1つのアカウントですべての環境構築をするのか、VPCで環境を分けて構築するのか、もしくはアカウントごとに分けて構築するかにパターン分けされていて、規模や構成によって設計構築しましょう。

6-2. ②名前を決める

インフラ設計をするうえでコードネームを決めましょう。

プロダクトに対してコードネームを統一して決めておくことで管理がラクになります。

6-3. ③ルートアカウントを作成

ルートアカウントは先ほどの内容でも出てきたように、AWSアカウント内のリソースすべてにアクセスが可能なアカウントです。

AWS運用中は基本的にはIAMアカウントを利用しましょう。

運用前にルートアカウントでMFAを有効にして不正利用を防ぎましょう。

6-4. ベストプラクティスの概要

AWS運用するにあたってAWSが公開しているベストプラクティスについて知っておきましょう。

AWS上で適切なアーキテクチャ設計をするための「設計原則」をまとめたものがベストプラクティスになります。

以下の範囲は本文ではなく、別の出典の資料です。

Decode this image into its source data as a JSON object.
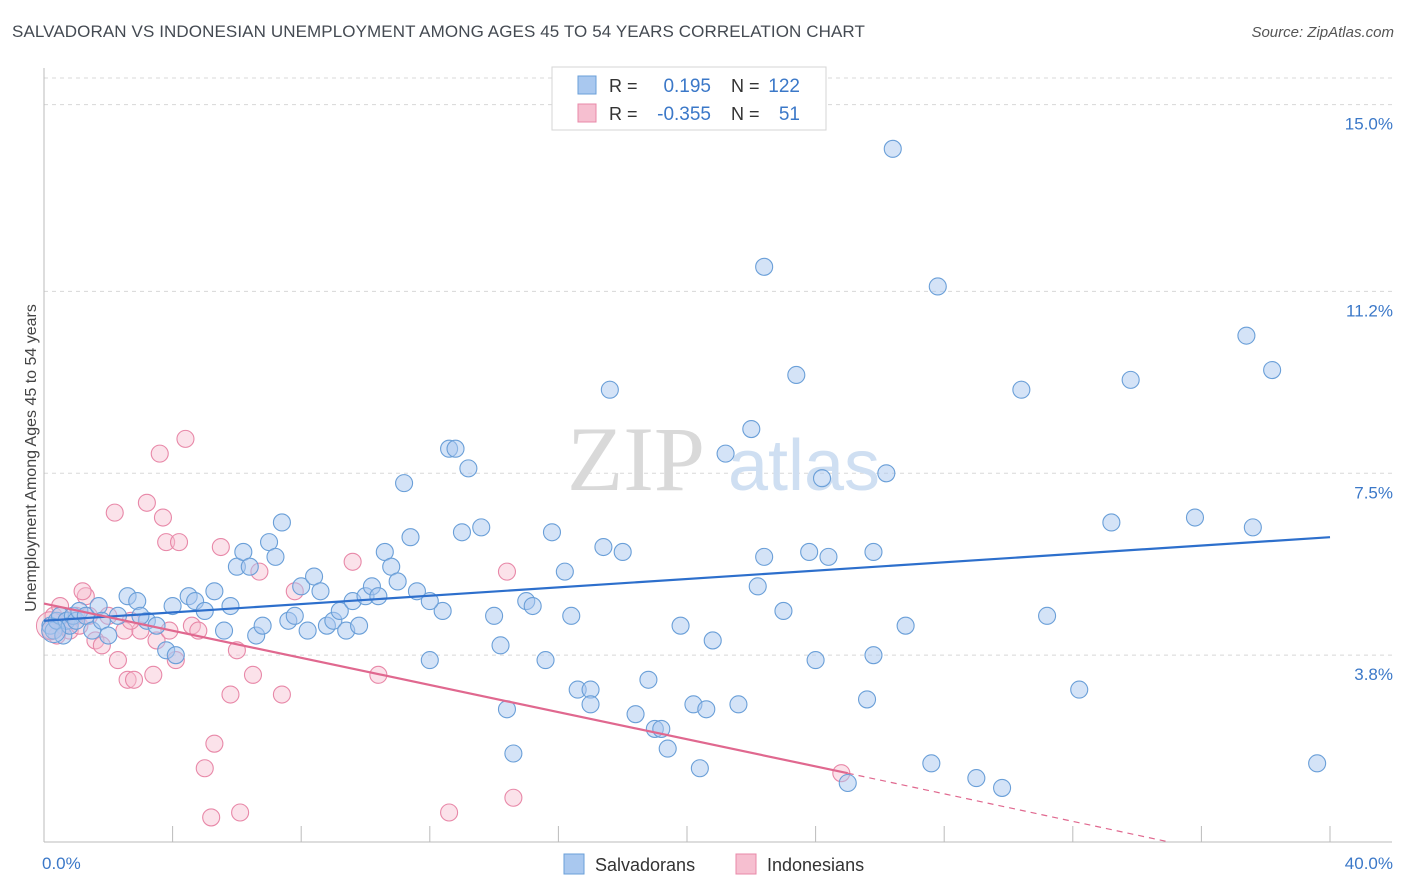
{
  "title": "SALVADORAN VS INDONESIAN UNEMPLOYMENT AMONG AGES 45 TO 54 YEARS CORRELATION CHART",
  "source": "Source: ZipAtlas.com",
  "watermark": {
    "zip": "ZIP",
    "atlas": "atlas"
  },
  "colors": {
    "blue_fill": "#a9c8ef",
    "blue_stroke": "#6a9fd8",
    "blue_line": "#2d6fcc",
    "pink_fill": "#f6bfd0",
    "pink_stroke": "#e888a8",
    "pink_line": "#e0688f",
    "axis_text": "#3b78c8",
    "grid": "#d8d8d8"
  },
  "legend": {
    "rows": [
      {
        "series": "Salvadorans",
        "r_label": "R =",
        "r_value": "0.195",
        "n_label": "N =",
        "n_value": "122"
      },
      {
        "series": "Indonesians",
        "r_label": "R =",
        "r_value": "-0.355",
        "n_label": "N =",
        "n_value": "51"
      }
    ]
  },
  "chart_data": {
    "type": "scatter",
    "ylabel": "Unemployment Among Ages 45 to 54 years",
    "xlim": [
      0,
      40
    ],
    "ylim": [
      0,
      15.5
    ],
    "x_tick_labels": [
      "0.0%",
      "40.0%"
    ],
    "y_tick_labels": [
      {
        "value": 3.8,
        "label": "3.8%"
      },
      {
        "value": 7.5,
        "label": "7.5%"
      },
      {
        "value": 11.2,
        "label": "11.2%"
      },
      {
        "value": 15.0,
        "label": "15.0%"
      }
    ],
    "bottom_legend": [
      "Salvadorans",
      "Indonesians"
    ],
    "series": [
      {
        "name": "Salvadorans",
        "trend": {
          "x0": 0,
          "y0": 4.5,
          "x1": 40,
          "y1": 6.2
        },
        "points": [
          [
            0.2,
            4.4
          ],
          [
            0.3,
            4.3
          ],
          [
            0.4,
            4.5
          ],
          [
            0.5,
            4.6
          ],
          [
            0.6,
            4.2
          ],
          [
            0.7,
            4.5
          ],
          [
            0.8,
            4.4
          ],
          [
            0.9,
            4.6
          ],
          [
            1.0,
            4.5
          ],
          [
            1.1,
            4.7
          ],
          [
            1.3,
            4.6
          ],
          [
            1.5,
            4.3
          ],
          [
            1.7,
            4.8
          ],
          [
            1.8,
            4.5
          ],
          [
            2.0,
            4.2
          ],
          [
            2.3,
            4.6
          ],
          [
            2.6,
            5.0
          ],
          [
            2.9,
            4.9
          ],
          [
            3.2,
            4.5
          ],
          [
            3.5,
            4.4
          ],
          [
            3.8,
            3.9
          ],
          [
            4.1,
            3.8
          ],
          [
            4.0,
            4.8
          ],
          [
            4.5,
            5.0
          ],
          [
            4.7,
            4.9
          ],
          [
            5.0,
            4.7
          ],
          [
            5.3,
            5.1
          ],
          [
            5.6,
            4.3
          ],
          [
            5.8,
            4.8
          ],
          [
            6.0,
            5.6
          ],
          [
            6.2,
            5.9
          ],
          [
            6.4,
            5.6
          ],
          [
            6.6,
            4.2
          ],
          [
            6.8,
            4.4
          ],
          [
            7.0,
            6.1
          ],
          [
            7.2,
            5.8
          ],
          [
            7.4,
            6.5
          ],
          [
            7.6,
            4.5
          ],
          [
            7.8,
            4.6
          ],
          [
            8.0,
            5.2
          ],
          [
            8.2,
            4.3
          ],
          [
            8.4,
            5.4
          ],
          [
            8.6,
            5.1
          ],
          [
            8.8,
            4.4
          ],
          [
            9.0,
            4.5
          ],
          [
            9.2,
            4.7
          ],
          [
            9.4,
            4.3
          ],
          [
            9.6,
            4.9
          ],
          [
            9.8,
            4.4
          ],
          [
            10.0,
            5.0
          ],
          [
            10.2,
            5.2
          ],
          [
            10.4,
            5.0
          ],
          [
            10.6,
            5.9
          ],
          [
            10.8,
            5.6
          ],
          [
            11.0,
            5.3
          ],
          [
            11.2,
            7.3
          ],
          [
            11.4,
            6.2
          ],
          [
            11.6,
            5.1
          ],
          [
            12.0,
            3.7
          ],
          [
            12.4,
            4.7
          ],
          [
            12.6,
            8.0
          ],
          [
            12.8,
            8.0
          ],
          [
            13.0,
            6.3
          ],
          [
            13.2,
            7.6
          ],
          [
            13.6,
            6.4
          ],
          [
            14.0,
            4.6
          ],
          [
            14.2,
            4.0
          ],
          [
            14.4,
            2.7
          ],
          [
            14.6,
            1.8
          ],
          [
            15.0,
            4.9
          ],
          [
            15.2,
            4.8
          ],
          [
            15.6,
            3.7
          ],
          [
            15.8,
            6.3
          ],
          [
            16.2,
            5.5
          ],
          [
            16.4,
            4.6
          ],
          [
            16.6,
            3.1
          ],
          [
            17.0,
            3.1
          ],
          [
            17.0,
            2.8
          ],
          [
            17.4,
            6.0
          ],
          [
            17.6,
            9.2
          ],
          [
            18.0,
            5.9
          ],
          [
            18.4,
            2.6
          ],
          [
            18.8,
            3.3
          ],
          [
            19.0,
            2.3
          ],
          [
            19.2,
            2.3
          ],
          [
            19.4,
            1.9
          ],
          [
            19.8,
            4.4
          ],
          [
            20.2,
            2.8
          ],
          [
            20.4,
            1.5
          ],
          [
            20.6,
            2.7
          ],
          [
            20.8,
            4.1
          ],
          [
            21.2,
            7.9
          ],
          [
            21.6,
            2.8
          ],
          [
            22.0,
            8.4
          ],
          [
            22.2,
            5.2
          ],
          [
            22.4,
            11.7
          ],
          [
            22.4,
            5.8
          ],
          [
            23.0,
            4.7
          ],
          [
            23.4,
            9.5
          ],
          [
            23.8,
            5.9
          ],
          [
            24.0,
            3.7
          ],
          [
            24.2,
            7.4
          ],
          [
            24.4,
            5.8
          ],
          [
            25.0,
            1.2
          ],
          [
            25.6,
            2.9
          ],
          [
            25.8,
            3.8
          ],
          [
            25.8,
            5.9
          ],
          [
            26.2,
            7.5
          ],
          [
            26.4,
            14.1
          ],
          [
            26.8,
            4.4
          ],
          [
            27.6,
            1.6
          ],
          [
            27.8,
            11.3
          ],
          [
            29.0,
            1.3
          ],
          [
            29.8,
            1.1
          ],
          [
            30.4,
            9.2
          ],
          [
            31.2,
            4.6
          ],
          [
            32.2,
            3.1
          ],
          [
            33.2,
            6.5
          ],
          [
            33.8,
            9.4
          ],
          [
            35.8,
            6.6
          ],
          [
            37.4,
            10.3
          ],
          [
            37.6,
            6.4
          ],
          [
            38.2,
            9.6
          ],
          [
            39.6,
            1.6
          ],
          [
            12.0,
            4.9
          ],
          [
            3.0,
            4.6
          ]
        ]
      },
      {
        "name": "Indonesians",
        "trend": {
          "x0": 0,
          "y0": 4.85,
          "x1": 25,
          "y1": 1.4
        },
        "trend_dashed_end": {
          "x": 40,
          "y": -0.7
        },
        "points": [
          [
            0.2,
            4.3
          ],
          [
            0.3,
            4.6
          ],
          [
            0.4,
            4.2
          ],
          [
            0.5,
            4.8
          ],
          [
            0.6,
            4.4
          ],
          [
            0.7,
            4.5
          ],
          [
            0.8,
            4.3
          ],
          [
            1.0,
            4.6
          ],
          [
            1.1,
            4.4
          ],
          [
            1.3,
            5.0
          ],
          [
            1.4,
            4.6
          ],
          [
            1.6,
            4.1
          ],
          [
            1.8,
            4.0
          ],
          [
            2.0,
            4.6
          ],
          [
            2.2,
            6.7
          ],
          [
            2.3,
            3.7
          ],
          [
            2.5,
            4.3
          ],
          [
            2.6,
            3.3
          ],
          [
            2.8,
            3.3
          ],
          [
            3.0,
            4.3
          ],
          [
            3.2,
            6.9
          ],
          [
            3.4,
            3.4
          ],
          [
            3.5,
            4.1
          ],
          [
            3.6,
            7.9
          ],
          [
            3.7,
            6.6
          ],
          [
            3.8,
            6.1
          ],
          [
            3.9,
            4.3
          ],
          [
            4.1,
            3.7
          ],
          [
            4.2,
            6.1
          ],
          [
            4.4,
            8.2
          ],
          [
            4.6,
            4.4
          ],
          [
            4.8,
            4.3
          ],
          [
            5.0,
            1.5
          ],
          [
            5.2,
            0.5
          ],
          [
            5.3,
            2.0
          ],
          [
            5.5,
            6.0
          ],
          [
            5.8,
            3.0
          ],
          [
            6.0,
            3.9
          ],
          [
            6.1,
            0.6
          ],
          [
            6.5,
            3.4
          ],
          [
            6.7,
            5.5
          ],
          [
            7.4,
            3.0
          ],
          [
            7.8,
            5.1
          ],
          [
            9.6,
            5.7
          ],
          [
            10.4,
            3.4
          ],
          [
            12.6,
            0.6
          ],
          [
            14.4,
            5.5
          ],
          [
            14.6,
            0.9
          ],
          [
            24.8,
            1.4
          ],
          [
            1.2,
            5.1
          ],
          [
            2.7,
            4.5
          ]
        ]
      }
    ]
  }
}
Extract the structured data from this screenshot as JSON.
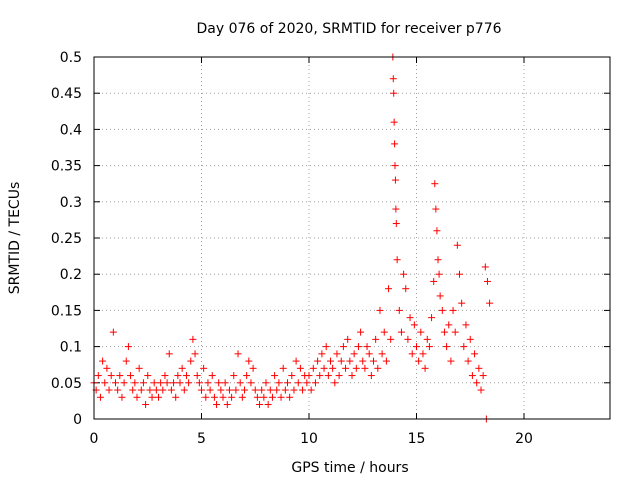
{
  "chart_data": {
    "type": "scatter",
    "title": "Day 076 of 2020, SRMTID for receiver p776",
    "xlabel": "GPS time / hours",
    "ylabel": "SRMTID / TECUs",
    "xlim": [
      0,
      24
    ],
    "ylim": [
      0,
      0.5
    ],
    "xticks": [
      0,
      5,
      10,
      15,
      20
    ],
    "xtick_labels": [
      "0",
      "5",
      "10",
      "15",
      "20"
    ],
    "yticks": [
      0,
      0.05,
      0.1,
      0.15,
      0.2,
      0.25,
      0.3,
      0.35,
      0.4,
      0.45,
      0.5
    ],
    "ytick_labels": [
      "0",
      "0.05",
      "0.1",
      "0.15",
      "0.2",
      "0.25",
      "0.3",
      "0.35",
      "0.4",
      "0.45",
      "0.5"
    ],
    "grid": true,
    "marker": "plus",
    "series": [
      {
        "name": "SRMTID",
        "color": "#ff0000",
        "points": [
          [
            0.0,
            0.05
          ],
          [
            0.1,
            0.04
          ],
          [
            0.2,
            0.06
          ],
          [
            0.3,
            0.03
          ],
          [
            0.4,
            0.08
          ],
          [
            0.5,
            0.05
          ],
          [
            0.6,
            0.07
          ],
          [
            0.7,
            0.04
          ],
          [
            0.8,
            0.06
          ],
          [
            0.9,
            0.12
          ],
          [
            1.0,
            0.05
          ],
          [
            1.1,
            0.04
          ],
          [
            1.2,
            0.06
          ],
          [
            1.3,
            0.03
          ],
          [
            1.4,
            0.05
          ],
          [
            1.5,
            0.08
          ],
          [
            1.6,
            0.1
          ],
          [
            1.7,
            0.06
          ],
          [
            1.8,
            0.04
          ],
          [
            1.9,
            0.05
          ],
          [
            2.0,
            0.03
          ],
          [
            2.1,
            0.07
          ],
          [
            2.2,
            0.04
          ],
          [
            2.3,
            0.05
          ],
          [
            2.4,
            0.02
          ],
          [
            2.5,
            0.06
          ],
          [
            2.6,
            0.04
          ],
          [
            2.7,
            0.03
          ],
          [
            2.8,
            0.05
          ],
          [
            2.9,
            0.04
          ],
          [
            3.0,
            0.03
          ],
          [
            3.1,
            0.05
          ],
          [
            3.2,
            0.04
          ],
          [
            3.3,
            0.06
          ],
          [
            3.4,
            0.05
          ],
          [
            3.5,
            0.09
          ],
          [
            3.6,
            0.04
          ],
          [
            3.7,
            0.05
          ],
          [
            3.8,
            0.03
          ],
          [
            3.9,
            0.06
          ],
          [
            4.0,
            0.05
          ],
          [
            4.1,
            0.07
          ],
          [
            4.2,
            0.04
          ],
          [
            4.3,
            0.06
          ],
          [
            4.4,
            0.05
          ],
          [
            4.5,
            0.08
          ],
          [
            4.6,
            0.11
          ],
          [
            4.7,
            0.09
          ],
          [
            4.8,
            0.06
          ],
          [
            4.9,
            0.05
          ],
          [
            5.0,
            0.04
          ],
          [
            5.1,
            0.07
          ],
          [
            5.2,
            0.03
          ],
          [
            5.3,
            0.05
          ],
          [
            5.4,
            0.04
          ],
          [
            5.5,
            0.06
          ],
          [
            5.6,
            0.03
          ],
          [
            5.7,
            0.02
          ],
          [
            5.8,
            0.05
          ],
          [
            5.9,
            0.04
          ],
          [
            6.0,
            0.03
          ],
          [
            6.1,
            0.05
          ],
          [
            6.2,
            0.02
          ],
          [
            6.3,
            0.04
          ],
          [
            6.4,
            0.03
          ],
          [
            6.5,
            0.06
          ],
          [
            6.6,
            0.04
          ],
          [
            6.7,
            0.09
          ],
          [
            6.8,
            0.05
          ],
          [
            6.9,
            0.03
          ],
          [
            7.0,
            0.04
          ],
          [
            7.1,
            0.06
          ],
          [
            7.2,
            0.08
          ],
          [
            7.3,
            0.05
          ],
          [
            7.4,
            0.07
          ],
          [
            7.5,
            0.04
          ],
          [
            7.6,
            0.03
          ],
          [
            7.7,
            0.02
          ],
          [
            7.8,
            0.04
          ],
          [
            7.9,
            0.03
          ],
          [
            8.0,
            0.05
          ],
          [
            8.1,
            0.02
          ],
          [
            8.2,
            0.04
          ],
          [
            8.3,
            0.03
          ],
          [
            8.4,
            0.06
          ],
          [
            8.5,
            0.04
          ],
          [
            8.6,
            0.05
          ],
          [
            8.7,
            0.03
          ],
          [
            8.8,
            0.07
          ],
          [
            8.9,
            0.04
          ],
          [
            9.0,
            0.05
          ],
          [
            9.1,
            0.03
          ],
          [
            9.2,
            0.06
          ],
          [
            9.3,
            0.04
          ],
          [
            9.4,
            0.08
          ],
          [
            9.5,
            0.05
          ],
          [
            9.6,
            0.07
          ],
          [
            9.7,
            0.04
          ],
          [
            9.8,
            0.06
          ],
          [
            9.9,
            0.05
          ],
          [
            10.0,
            0.06
          ],
          [
            10.1,
            0.04
          ],
          [
            10.2,
            0.07
          ],
          [
            10.3,
            0.05
          ],
          [
            10.4,
            0.08
          ],
          [
            10.5,
            0.06
          ],
          [
            10.6,
            0.09
          ],
          [
            10.7,
            0.07
          ],
          [
            10.8,
            0.1
          ],
          [
            10.9,
            0.06
          ],
          [
            11.0,
            0.08
          ],
          [
            11.1,
            0.07
          ],
          [
            11.2,
            0.05
          ],
          [
            11.3,
            0.09
          ],
          [
            11.4,
            0.06
          ],
          [
            11.5,
            0.08
          ],
          [
            11.6,
            0.1
          ],
          [
            11.7,
            0.07
          ],
          [
            11.8,
            0.11
          ],
          [
            11.9,
            0.08
          ],
          [
            12.0,
            0.06
          ],
          [
            12.1,
            0.09
          ],
          [
            12.2,
            0.07
          ],
          [
            12.3,
            0.1
          ],
          [
            12.4,
            0.12
          ],
          [
            12.5,
            0.08
          ],
          [
            12.6,
            0.07
          ],
          [
            12.7,
            0.1
          ],
          [
            12.8,
            0.09
          ],
          [
            12.9,
            0.06
          ],
          [
            13.0,
            0.08
          ],
          [
            13.1,
            0.11
          ],
          [
            13.2,
            0.07
          ],
          [
            13.3,
            0.15
          ],
          [
            13.4,
            0.09
          ],
          [
            13.5,
            0.12
          ],
          [
            13.6,
            0.08
          ],
          [
            13.7,
            0.18
          ],
          [
            13.8,
            0.11
          ],
          [
            13.9,
            0.5
          ],
          [
            13.92,
            0.47
          ],
          [
            13.94,
            0.45
          ],
          [
            13.96,
            0.41
          ],
          [
            13.98,
            0.38
          ],
          [
            14.0,
            0.35
          ],
          [
            14.02,
            0.33
          ],
          [
            14.04,
            0.29
          ],
          [
            14.06,
            0.27
          ],
          [
            14.1,
            0.22
          ],
          [
            14.2,
            0.15
          ],
          [
            14.3,
            0.12
          ],
          [
            14.4,
            0.2
          ],
          [
            14.5,
            0.18
          ],
          [
            14.6,
            0.11
          ],
          [
            14.7,
            0.14
          ],
          [
            14.8,
            0.09
          ],
          [
            14.9,
            0.13
          ],
          [
            15.0,
            0.1
          ],
          [
            15.1,
            0.08
          ],
          [
            15.2,
            0.12
          ],
          [
            15.3,
            0.09
          ],
          [
            15.4,
            0.07
          ],
          [
            15.5,
            0.11
          ],
          [
            15.6,
            0.1
          ],
          [
            15.7,
            0.14
          ],
          [
            15.8,
            0.19
          ],
          [
            15.85,
            0.325
          ],
          [
            15.9,
            0.29
          ],
          [
            15.95,
            0.26
          ],
          [
            16.0,
            0.22
          ],
          [
            16.05,
            0.2
          ],
          [
            16.1,
            0.17
          ],
          [
            16.2,
            0.15
          ],
          [
            16.3,
            0.12
          ],
          [
            16.4,
            0.1
          ],
          [
            16.5,
            0.13
          ],
          [
            16.6,
            0.08
          ],
          [
            16.7,
            0.15
          ],
          [
            16.8,
            0.12
          ],
          [
            16.9,
            0.24
          ],
          [
            17.0,
            0.2
          ],
          [
            17.1,
            0.16
          ],
          [
            17.2,
            0.1
          ],
          [
            17.3,
            0.13
          ],
          [
            17.4,
            0.08
          ],
          [
            17.5,
            0.11
          ],
          [
            17.6,
            0.06
          ],
          [
            17.7,
            0.09
          ],
          [
            17.8,
            0.05
          ],
          [
            17.9,
            0.07
          ],
          [
            18.0,
            0.04
          ],
          [
            18.1,
            0.06
          ],
          [
            18.2,
            0.21
          ],
          [
            18.25,
            0.0
          ],
          [
            18.3,
            0.19
          ],
          [
            18.4,
            0.16
          ]
        ]
      }
    ]
  }
}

AWSはこのベストプラクティスを「AWS Well-Architected フレームワーク」と呼んでいます。


ベストプラクティスの概要は、

①運用の優秀性(オペレーショナルエクセレンス)

②セキュリティ

③信頼性

④パフォーマンス効率

⑤コスト最適化

⑥持続可能性

の6つの観点で構成されています。

6-5. 知っておきたい10の「ベストプラクティス」

①スケーラビリティを確保する

②環境を自動化する

③使い捨て可能なリソースを使用する

④コンポーネントを疎結合する

⑤サーバーではなくサービスで設計する

⑥適切なデータベースソリューションを選択する

⑦単一障害をなくす

⑧コストを最適化する

⑨キャッシュを使用する

⑩すべてのレイヤーでセキュリティを確保する

7. まとめ

今回は、AWSの基礎レベルのセキュリティについて、メインに解説してきました。

テクノロジー分野のデプロイと運用についても学ぶことができました。

AWSのセキュリティ対策に力を入れているのが理解でき、AWSの利用者が多いのも納得です。


次回は、技術面と料金面についてさらに学んでいきたいと思います。